L'administration de Donald Trump a suspendu les démarches de résidence permanente pour les immigrants déjà approuvés en tant que réfugiés ou demandeurs d'asile aux États-Unis. Cette mesure vise à renforcer les contrôles et les interdictions migratoires, invoquant des préoccupations de sécurité nationale ainsi que la nécessité de réviser les procédures mises en place durant l'administration Biden.
Quel impact cette mesure a-t-elle sur les immigrants originaires de Cuba, d'Haïti, du Nicaragua et du Venezuela ?
La mesure concerne plus de 530 000 immigrants de Cuba, Haïti, du Nicaragua et du Venezuela qui sont entrés dans le pays dans le cadre du programme de parôle humanitaire de Biden. Ces immigrants se retrouvent maintenant dans un flou migratoire, car ils ne pourront pas obtenir leur résidence en vertu de la Loi sur l'Ajustement Cubain ni accéder à d'autres avantages migratoires tant que la suspension est en vigueur.
Quelles autres actions l'administration Trump prend-elle en matière d'immigration ?
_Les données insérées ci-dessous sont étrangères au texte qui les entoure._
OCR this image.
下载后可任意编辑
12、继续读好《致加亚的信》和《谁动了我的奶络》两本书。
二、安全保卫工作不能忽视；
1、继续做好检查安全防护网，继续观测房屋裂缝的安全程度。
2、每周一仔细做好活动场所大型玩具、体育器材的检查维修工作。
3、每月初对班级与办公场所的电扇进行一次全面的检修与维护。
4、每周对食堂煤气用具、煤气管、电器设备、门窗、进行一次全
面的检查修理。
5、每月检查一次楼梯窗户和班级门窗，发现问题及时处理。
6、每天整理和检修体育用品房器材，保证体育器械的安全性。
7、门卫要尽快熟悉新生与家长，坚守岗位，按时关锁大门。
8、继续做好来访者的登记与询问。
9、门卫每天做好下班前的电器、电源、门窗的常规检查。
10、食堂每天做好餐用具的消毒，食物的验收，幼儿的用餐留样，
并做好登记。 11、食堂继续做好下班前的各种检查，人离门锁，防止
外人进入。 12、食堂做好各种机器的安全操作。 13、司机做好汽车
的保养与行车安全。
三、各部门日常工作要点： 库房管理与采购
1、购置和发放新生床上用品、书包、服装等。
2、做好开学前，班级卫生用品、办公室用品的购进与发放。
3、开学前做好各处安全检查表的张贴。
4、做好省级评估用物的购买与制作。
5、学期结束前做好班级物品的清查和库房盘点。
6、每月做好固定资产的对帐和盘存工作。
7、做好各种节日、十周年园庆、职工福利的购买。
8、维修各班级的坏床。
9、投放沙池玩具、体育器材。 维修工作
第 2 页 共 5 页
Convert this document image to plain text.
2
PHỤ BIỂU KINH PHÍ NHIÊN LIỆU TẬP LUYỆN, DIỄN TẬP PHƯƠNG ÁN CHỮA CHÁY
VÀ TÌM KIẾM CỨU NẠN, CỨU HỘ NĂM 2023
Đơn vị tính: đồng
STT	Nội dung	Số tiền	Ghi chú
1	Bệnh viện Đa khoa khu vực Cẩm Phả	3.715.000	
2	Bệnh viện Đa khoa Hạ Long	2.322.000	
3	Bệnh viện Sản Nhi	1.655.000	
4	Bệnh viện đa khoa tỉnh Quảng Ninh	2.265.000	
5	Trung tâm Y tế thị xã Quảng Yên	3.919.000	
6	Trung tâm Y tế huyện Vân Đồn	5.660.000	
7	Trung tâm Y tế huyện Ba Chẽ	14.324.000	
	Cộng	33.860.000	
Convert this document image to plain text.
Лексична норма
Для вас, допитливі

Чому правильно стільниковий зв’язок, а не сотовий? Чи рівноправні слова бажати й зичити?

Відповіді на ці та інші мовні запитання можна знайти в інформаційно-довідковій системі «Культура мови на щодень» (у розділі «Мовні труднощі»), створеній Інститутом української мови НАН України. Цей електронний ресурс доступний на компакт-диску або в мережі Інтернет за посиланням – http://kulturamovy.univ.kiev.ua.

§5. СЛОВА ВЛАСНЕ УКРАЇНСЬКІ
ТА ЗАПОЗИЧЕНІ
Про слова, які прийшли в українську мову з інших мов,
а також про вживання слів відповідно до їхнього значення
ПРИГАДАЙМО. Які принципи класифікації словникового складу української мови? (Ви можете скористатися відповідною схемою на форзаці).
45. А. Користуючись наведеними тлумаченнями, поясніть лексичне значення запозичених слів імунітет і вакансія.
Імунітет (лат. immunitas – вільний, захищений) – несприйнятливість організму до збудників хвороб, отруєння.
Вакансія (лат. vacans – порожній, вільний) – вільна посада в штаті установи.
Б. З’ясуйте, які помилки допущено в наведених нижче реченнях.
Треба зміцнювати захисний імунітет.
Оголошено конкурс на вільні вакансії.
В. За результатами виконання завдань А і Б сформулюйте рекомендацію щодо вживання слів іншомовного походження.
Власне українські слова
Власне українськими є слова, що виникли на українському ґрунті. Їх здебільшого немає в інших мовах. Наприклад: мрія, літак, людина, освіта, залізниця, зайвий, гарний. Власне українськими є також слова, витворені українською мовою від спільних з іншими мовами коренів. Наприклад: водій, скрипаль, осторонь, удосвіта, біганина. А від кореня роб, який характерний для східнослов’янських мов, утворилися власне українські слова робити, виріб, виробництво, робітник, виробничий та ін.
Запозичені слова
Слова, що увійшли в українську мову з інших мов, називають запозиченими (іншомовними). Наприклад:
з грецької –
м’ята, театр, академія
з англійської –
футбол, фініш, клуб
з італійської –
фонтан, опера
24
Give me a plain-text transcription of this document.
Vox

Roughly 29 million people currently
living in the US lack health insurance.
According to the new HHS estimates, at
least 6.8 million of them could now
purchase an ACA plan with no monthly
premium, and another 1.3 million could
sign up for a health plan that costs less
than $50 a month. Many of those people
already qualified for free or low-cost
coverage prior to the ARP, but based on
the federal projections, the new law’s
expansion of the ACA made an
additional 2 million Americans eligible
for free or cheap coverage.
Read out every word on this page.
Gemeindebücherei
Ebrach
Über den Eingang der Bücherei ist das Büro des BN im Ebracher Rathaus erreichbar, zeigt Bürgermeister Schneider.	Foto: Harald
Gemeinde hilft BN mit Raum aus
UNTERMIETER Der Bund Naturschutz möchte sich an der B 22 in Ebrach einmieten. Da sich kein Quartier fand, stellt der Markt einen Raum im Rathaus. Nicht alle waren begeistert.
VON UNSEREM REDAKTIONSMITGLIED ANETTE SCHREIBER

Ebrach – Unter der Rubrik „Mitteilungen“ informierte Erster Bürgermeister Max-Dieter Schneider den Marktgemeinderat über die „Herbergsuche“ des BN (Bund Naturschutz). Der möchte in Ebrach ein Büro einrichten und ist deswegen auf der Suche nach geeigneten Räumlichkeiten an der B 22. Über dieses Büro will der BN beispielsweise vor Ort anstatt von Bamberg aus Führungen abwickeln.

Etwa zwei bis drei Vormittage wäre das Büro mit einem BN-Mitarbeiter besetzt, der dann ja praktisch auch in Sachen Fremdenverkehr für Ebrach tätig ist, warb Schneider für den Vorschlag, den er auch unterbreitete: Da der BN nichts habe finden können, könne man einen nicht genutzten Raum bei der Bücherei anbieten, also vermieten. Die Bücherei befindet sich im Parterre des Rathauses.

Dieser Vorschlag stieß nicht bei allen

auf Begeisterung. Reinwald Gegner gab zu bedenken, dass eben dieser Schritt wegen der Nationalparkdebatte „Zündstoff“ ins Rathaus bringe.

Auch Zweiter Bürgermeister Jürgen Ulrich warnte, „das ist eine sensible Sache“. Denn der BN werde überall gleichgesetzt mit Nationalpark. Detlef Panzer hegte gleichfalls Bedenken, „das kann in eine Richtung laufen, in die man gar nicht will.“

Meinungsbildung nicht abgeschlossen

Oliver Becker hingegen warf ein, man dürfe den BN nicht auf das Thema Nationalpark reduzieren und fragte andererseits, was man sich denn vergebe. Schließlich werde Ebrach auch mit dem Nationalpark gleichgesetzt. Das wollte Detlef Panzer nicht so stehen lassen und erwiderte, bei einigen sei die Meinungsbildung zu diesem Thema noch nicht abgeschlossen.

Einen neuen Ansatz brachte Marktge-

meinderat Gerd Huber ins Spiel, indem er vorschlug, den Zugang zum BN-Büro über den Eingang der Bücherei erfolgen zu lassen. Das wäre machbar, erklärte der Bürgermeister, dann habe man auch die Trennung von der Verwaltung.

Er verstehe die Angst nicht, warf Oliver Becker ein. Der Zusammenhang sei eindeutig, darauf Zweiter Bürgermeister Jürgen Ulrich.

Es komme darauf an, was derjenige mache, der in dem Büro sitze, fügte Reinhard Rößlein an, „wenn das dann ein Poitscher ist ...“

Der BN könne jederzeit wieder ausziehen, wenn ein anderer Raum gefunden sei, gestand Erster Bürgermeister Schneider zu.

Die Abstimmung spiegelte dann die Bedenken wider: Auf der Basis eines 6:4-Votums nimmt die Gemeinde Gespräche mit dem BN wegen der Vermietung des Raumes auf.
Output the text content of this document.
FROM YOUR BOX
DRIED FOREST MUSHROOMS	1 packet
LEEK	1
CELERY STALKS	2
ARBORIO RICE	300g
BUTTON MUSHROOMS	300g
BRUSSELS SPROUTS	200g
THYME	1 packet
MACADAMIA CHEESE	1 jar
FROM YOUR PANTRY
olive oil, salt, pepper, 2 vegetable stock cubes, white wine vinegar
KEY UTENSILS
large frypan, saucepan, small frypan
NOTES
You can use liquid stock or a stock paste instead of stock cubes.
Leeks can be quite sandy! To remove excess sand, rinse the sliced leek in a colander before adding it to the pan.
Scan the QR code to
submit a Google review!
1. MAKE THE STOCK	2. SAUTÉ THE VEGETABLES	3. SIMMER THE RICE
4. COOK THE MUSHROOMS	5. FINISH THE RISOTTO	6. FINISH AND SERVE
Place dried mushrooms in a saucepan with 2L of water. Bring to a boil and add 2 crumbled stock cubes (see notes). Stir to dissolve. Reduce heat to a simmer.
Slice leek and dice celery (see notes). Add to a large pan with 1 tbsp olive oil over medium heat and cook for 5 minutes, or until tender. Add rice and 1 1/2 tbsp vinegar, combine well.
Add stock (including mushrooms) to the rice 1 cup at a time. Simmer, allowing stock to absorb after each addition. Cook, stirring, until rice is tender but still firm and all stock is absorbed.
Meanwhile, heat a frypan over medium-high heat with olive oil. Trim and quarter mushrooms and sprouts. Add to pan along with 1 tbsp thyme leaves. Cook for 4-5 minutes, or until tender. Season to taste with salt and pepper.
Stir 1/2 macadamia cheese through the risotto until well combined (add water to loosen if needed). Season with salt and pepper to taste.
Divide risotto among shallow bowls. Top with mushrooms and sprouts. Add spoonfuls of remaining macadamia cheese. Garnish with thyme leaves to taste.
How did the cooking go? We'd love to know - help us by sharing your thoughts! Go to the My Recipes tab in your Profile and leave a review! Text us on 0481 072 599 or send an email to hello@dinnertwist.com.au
En plus de suspendre les démarches de résidence, l'administration Trump a accordé plus de pouvoir à l'ICE pour déporter les immigrants bénéficiant d'un statut de protection humanitaire, a supprimé le programme CBP One, et a lancé des opérations pour déporter des immigrants sans papiers. Ces mesures font partie d'un durcissement général des politiques migratoires aux États-Unis.
Existet-il des voies légales pour que les immigrants concernés puissent protéger leur statut migratoire ?
Certains immigrants peuvent explorer d'autres voies légales, comme demander l'asile ou bénéficier du Statut de Protection Temporaire (TPS). Les Cubains ont la possibilité de demander la résidence permanente en vertu de la Loi d'Ajustement Cubain, à condition d'avoir satisfait aux exigences établies. Cependant, la situation est plus compliquée pour ceux qui n'ont pas accès à ces options.